Being prime minister isn’t a blank cheque, but it is a privileged position, and I couldn’t care less that we’re supporting two child-care professionals along with the gardener.
Far more important — and the point of all of Trudeau’s anti-child-care-benefit rhetoric — is the need to address the growing inequality between people in this country. According to the Broadbent Institute, the richest 20 per cent of Canadians own almost 70 per cent of the country’s wealth. Last year, TD Bank called rising inequality a “threat to economic growth” — and it’s most certainly a threat to the ability of many Canadians to afford quality child care.
And if you want to talk about nannies, let’s talk about how much they’re paid (hint: it’s less than the chef).

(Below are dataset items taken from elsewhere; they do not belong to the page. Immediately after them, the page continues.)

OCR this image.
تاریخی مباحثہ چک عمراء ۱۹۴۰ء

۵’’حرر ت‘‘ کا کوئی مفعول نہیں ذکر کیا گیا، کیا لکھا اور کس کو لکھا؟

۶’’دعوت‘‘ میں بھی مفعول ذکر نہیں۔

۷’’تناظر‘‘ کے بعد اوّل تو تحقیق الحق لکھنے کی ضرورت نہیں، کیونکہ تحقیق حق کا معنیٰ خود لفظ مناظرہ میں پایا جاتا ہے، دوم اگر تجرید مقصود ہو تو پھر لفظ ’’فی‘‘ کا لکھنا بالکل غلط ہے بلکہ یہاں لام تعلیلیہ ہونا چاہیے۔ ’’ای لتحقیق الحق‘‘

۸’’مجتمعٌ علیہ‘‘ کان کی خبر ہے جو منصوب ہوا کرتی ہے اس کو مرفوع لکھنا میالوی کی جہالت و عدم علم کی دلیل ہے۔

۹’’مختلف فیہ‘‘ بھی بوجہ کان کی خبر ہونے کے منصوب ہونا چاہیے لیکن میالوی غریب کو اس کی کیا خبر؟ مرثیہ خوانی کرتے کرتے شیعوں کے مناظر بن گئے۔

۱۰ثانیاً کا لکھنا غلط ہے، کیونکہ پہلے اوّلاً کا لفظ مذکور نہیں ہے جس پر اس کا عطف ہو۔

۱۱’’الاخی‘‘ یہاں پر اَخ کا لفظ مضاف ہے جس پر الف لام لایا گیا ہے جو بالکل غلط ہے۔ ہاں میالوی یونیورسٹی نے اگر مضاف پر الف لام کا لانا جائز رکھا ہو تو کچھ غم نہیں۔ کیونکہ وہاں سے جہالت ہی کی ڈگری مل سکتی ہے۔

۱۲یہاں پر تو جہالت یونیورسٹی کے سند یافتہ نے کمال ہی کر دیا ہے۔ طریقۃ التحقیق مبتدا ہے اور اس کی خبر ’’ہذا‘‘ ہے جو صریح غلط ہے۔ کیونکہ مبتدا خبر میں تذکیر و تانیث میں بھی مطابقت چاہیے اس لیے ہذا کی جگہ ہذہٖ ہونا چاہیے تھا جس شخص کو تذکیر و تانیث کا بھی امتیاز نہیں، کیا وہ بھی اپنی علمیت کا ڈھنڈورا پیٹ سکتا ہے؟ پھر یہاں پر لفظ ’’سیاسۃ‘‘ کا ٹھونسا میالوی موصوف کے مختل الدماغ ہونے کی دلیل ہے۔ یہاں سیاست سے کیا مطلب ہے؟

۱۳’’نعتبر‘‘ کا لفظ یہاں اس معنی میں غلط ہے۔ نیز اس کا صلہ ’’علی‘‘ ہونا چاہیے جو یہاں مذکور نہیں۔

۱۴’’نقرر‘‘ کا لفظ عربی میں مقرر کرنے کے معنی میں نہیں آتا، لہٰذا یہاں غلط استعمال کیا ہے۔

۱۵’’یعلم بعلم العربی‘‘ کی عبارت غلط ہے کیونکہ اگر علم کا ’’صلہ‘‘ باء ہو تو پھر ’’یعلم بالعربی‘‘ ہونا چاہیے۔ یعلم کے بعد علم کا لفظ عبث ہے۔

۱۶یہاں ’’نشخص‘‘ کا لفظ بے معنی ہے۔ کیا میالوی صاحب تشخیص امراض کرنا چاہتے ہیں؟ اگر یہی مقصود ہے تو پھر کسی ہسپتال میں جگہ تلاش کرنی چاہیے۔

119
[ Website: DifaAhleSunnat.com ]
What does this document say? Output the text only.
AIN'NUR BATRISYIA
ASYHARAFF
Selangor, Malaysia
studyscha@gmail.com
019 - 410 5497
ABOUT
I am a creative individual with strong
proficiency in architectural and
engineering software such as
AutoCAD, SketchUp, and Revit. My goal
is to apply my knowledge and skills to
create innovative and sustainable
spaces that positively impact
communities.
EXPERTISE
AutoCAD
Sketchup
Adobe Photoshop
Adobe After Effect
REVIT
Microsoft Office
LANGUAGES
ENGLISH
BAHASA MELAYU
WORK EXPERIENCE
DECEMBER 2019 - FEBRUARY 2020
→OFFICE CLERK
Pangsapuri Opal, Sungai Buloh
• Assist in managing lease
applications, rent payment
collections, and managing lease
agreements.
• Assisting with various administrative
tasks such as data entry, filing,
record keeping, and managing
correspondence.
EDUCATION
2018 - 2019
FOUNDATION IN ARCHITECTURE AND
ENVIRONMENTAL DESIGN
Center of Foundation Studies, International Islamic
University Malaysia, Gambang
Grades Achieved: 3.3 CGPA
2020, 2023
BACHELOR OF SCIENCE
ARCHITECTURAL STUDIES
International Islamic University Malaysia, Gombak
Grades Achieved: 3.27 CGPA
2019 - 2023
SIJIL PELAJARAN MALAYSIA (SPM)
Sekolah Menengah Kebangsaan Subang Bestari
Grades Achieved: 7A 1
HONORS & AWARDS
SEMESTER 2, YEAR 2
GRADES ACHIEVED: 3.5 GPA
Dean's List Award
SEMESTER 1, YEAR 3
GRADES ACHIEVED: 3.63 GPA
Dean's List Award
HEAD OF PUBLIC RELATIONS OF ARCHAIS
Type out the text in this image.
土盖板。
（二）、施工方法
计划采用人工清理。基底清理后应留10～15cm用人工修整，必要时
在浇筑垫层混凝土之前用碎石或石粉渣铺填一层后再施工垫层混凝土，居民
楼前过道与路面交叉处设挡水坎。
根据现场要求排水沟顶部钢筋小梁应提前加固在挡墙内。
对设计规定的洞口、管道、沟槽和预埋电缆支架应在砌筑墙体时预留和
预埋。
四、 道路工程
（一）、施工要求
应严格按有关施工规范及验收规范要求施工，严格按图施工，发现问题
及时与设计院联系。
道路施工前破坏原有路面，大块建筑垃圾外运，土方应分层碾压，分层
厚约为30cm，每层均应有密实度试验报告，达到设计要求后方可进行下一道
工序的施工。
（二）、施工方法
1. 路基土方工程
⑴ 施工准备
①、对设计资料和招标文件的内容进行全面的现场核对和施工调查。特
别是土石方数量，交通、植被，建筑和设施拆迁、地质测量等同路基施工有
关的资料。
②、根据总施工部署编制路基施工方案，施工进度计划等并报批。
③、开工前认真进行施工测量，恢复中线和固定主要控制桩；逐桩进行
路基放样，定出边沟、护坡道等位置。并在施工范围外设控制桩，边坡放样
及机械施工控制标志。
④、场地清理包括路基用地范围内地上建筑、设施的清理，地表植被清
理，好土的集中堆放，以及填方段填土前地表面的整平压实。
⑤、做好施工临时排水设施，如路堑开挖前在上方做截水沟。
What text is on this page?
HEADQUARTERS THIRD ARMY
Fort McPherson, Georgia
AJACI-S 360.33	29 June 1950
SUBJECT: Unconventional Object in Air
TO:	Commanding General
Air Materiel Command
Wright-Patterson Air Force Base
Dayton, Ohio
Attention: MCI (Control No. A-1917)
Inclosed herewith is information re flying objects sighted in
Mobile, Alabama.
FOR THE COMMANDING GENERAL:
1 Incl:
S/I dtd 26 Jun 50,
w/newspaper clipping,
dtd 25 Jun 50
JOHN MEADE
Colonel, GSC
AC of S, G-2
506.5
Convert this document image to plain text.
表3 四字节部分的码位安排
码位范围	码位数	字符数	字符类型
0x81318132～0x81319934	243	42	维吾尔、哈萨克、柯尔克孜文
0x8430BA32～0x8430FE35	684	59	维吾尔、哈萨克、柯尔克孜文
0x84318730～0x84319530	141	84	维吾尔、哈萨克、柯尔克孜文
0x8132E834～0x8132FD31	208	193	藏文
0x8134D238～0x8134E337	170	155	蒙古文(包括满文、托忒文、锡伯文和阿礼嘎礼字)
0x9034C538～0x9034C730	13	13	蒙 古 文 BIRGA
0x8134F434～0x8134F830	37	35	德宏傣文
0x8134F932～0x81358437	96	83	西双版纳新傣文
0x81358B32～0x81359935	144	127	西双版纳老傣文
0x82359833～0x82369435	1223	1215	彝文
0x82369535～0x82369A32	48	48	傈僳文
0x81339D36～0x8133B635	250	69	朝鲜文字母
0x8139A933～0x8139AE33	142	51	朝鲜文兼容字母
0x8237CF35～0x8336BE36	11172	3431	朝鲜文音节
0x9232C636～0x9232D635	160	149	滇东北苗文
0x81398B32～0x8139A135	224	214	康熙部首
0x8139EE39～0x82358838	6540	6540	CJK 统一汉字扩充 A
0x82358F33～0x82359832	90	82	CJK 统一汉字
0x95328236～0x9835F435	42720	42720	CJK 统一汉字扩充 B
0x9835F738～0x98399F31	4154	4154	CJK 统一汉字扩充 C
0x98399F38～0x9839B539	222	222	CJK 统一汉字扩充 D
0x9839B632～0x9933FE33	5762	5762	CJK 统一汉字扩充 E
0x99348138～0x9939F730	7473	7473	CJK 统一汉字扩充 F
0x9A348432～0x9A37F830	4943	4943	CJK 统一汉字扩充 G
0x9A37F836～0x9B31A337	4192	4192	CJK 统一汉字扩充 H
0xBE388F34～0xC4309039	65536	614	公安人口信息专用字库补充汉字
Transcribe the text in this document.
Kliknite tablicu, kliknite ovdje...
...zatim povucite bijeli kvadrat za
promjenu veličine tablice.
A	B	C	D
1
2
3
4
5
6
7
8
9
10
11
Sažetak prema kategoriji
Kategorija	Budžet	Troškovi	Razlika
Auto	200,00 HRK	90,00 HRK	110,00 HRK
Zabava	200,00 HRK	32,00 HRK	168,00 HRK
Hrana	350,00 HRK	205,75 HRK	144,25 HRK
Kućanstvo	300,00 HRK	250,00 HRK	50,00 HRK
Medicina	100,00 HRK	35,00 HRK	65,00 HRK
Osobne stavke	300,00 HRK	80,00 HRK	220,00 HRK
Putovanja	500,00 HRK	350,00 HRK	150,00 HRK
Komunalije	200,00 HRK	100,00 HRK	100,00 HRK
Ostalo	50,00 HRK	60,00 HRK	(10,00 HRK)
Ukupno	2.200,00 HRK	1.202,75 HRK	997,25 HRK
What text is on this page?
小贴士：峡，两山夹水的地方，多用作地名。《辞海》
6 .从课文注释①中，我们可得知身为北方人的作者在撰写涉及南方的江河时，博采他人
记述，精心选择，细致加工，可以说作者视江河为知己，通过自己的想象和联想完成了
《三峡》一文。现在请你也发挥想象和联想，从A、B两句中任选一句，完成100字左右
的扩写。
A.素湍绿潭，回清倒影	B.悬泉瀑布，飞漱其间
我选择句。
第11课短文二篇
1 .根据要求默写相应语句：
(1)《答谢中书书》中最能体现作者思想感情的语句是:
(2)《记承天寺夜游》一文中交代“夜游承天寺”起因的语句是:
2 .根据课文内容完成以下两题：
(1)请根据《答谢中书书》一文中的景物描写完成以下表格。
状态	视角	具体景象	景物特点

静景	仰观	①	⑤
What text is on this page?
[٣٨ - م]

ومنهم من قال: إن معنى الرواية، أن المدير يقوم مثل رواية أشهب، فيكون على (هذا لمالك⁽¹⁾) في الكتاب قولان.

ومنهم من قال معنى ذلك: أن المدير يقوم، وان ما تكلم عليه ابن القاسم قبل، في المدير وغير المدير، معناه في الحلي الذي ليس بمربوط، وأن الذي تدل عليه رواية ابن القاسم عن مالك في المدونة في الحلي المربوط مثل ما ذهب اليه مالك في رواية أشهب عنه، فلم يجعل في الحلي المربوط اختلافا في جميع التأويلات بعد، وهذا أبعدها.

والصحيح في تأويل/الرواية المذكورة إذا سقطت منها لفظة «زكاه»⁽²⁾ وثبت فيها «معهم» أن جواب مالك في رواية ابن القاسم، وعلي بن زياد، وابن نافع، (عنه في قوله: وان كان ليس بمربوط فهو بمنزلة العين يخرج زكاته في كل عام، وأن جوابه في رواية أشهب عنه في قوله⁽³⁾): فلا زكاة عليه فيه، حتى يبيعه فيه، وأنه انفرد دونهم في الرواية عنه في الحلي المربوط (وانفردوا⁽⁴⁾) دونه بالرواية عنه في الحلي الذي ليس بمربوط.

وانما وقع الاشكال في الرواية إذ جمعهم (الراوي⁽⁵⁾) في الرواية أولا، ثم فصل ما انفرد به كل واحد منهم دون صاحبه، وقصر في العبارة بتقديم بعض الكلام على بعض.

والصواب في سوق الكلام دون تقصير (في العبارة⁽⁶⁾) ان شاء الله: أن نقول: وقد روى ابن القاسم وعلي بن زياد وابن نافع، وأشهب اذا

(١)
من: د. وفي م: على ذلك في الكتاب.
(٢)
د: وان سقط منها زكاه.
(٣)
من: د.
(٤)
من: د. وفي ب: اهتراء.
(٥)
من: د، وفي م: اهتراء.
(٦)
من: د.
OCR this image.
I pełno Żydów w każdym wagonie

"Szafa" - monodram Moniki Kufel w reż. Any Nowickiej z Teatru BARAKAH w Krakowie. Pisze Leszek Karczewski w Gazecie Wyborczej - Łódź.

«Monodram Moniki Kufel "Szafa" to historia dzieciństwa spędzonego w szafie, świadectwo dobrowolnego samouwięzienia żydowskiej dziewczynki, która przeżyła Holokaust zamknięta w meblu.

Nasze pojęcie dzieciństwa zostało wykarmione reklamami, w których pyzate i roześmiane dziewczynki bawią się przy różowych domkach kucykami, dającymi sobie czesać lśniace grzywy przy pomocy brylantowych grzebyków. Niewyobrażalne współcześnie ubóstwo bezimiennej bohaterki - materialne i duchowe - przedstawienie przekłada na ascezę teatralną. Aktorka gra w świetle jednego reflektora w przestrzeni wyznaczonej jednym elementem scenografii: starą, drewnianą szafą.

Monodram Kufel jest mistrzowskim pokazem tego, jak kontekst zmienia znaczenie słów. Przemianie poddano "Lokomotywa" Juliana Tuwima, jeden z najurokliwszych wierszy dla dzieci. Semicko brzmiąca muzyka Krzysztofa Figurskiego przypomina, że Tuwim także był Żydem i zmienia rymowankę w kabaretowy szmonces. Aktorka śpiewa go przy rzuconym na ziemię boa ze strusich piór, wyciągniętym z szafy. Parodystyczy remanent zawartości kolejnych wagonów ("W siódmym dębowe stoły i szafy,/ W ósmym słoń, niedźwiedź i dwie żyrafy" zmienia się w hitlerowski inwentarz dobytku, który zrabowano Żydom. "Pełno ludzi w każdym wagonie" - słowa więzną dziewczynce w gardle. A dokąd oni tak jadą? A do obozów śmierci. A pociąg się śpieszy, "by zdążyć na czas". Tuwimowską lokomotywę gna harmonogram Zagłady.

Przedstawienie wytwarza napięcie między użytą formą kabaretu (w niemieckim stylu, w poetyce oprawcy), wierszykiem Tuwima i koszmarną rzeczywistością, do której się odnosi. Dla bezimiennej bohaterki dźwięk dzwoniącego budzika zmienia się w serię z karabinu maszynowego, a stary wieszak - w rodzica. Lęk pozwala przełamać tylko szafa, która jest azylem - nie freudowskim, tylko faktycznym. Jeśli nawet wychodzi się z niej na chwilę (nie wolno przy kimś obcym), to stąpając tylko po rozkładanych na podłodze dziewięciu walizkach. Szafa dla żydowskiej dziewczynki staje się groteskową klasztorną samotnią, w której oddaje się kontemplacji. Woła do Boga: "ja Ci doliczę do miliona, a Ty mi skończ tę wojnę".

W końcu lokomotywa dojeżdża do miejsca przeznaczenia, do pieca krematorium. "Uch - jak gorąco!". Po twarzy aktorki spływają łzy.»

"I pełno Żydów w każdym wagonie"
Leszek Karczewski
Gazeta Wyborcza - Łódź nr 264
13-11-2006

My sister worked for years as a nanny. Often spending more time with children than their own parents could, she moulded the kids she worked with, giving them basic tools to handle their emotions, teaching them self-respect and responsibility, never mind joy and self-expression. It was not particularly lucrative, though the families she worked with did pay her in gratitude. And it showed me that we value coding skills, say, over raising kids.
Nannygate could better earn its hand-me-down name if it alluded to some of these more pressing scandals in Canadian child care. What the Globe and Mail calls Trudeau’s “apparent contradiction” is an incredibly underwhelming controversy, at best.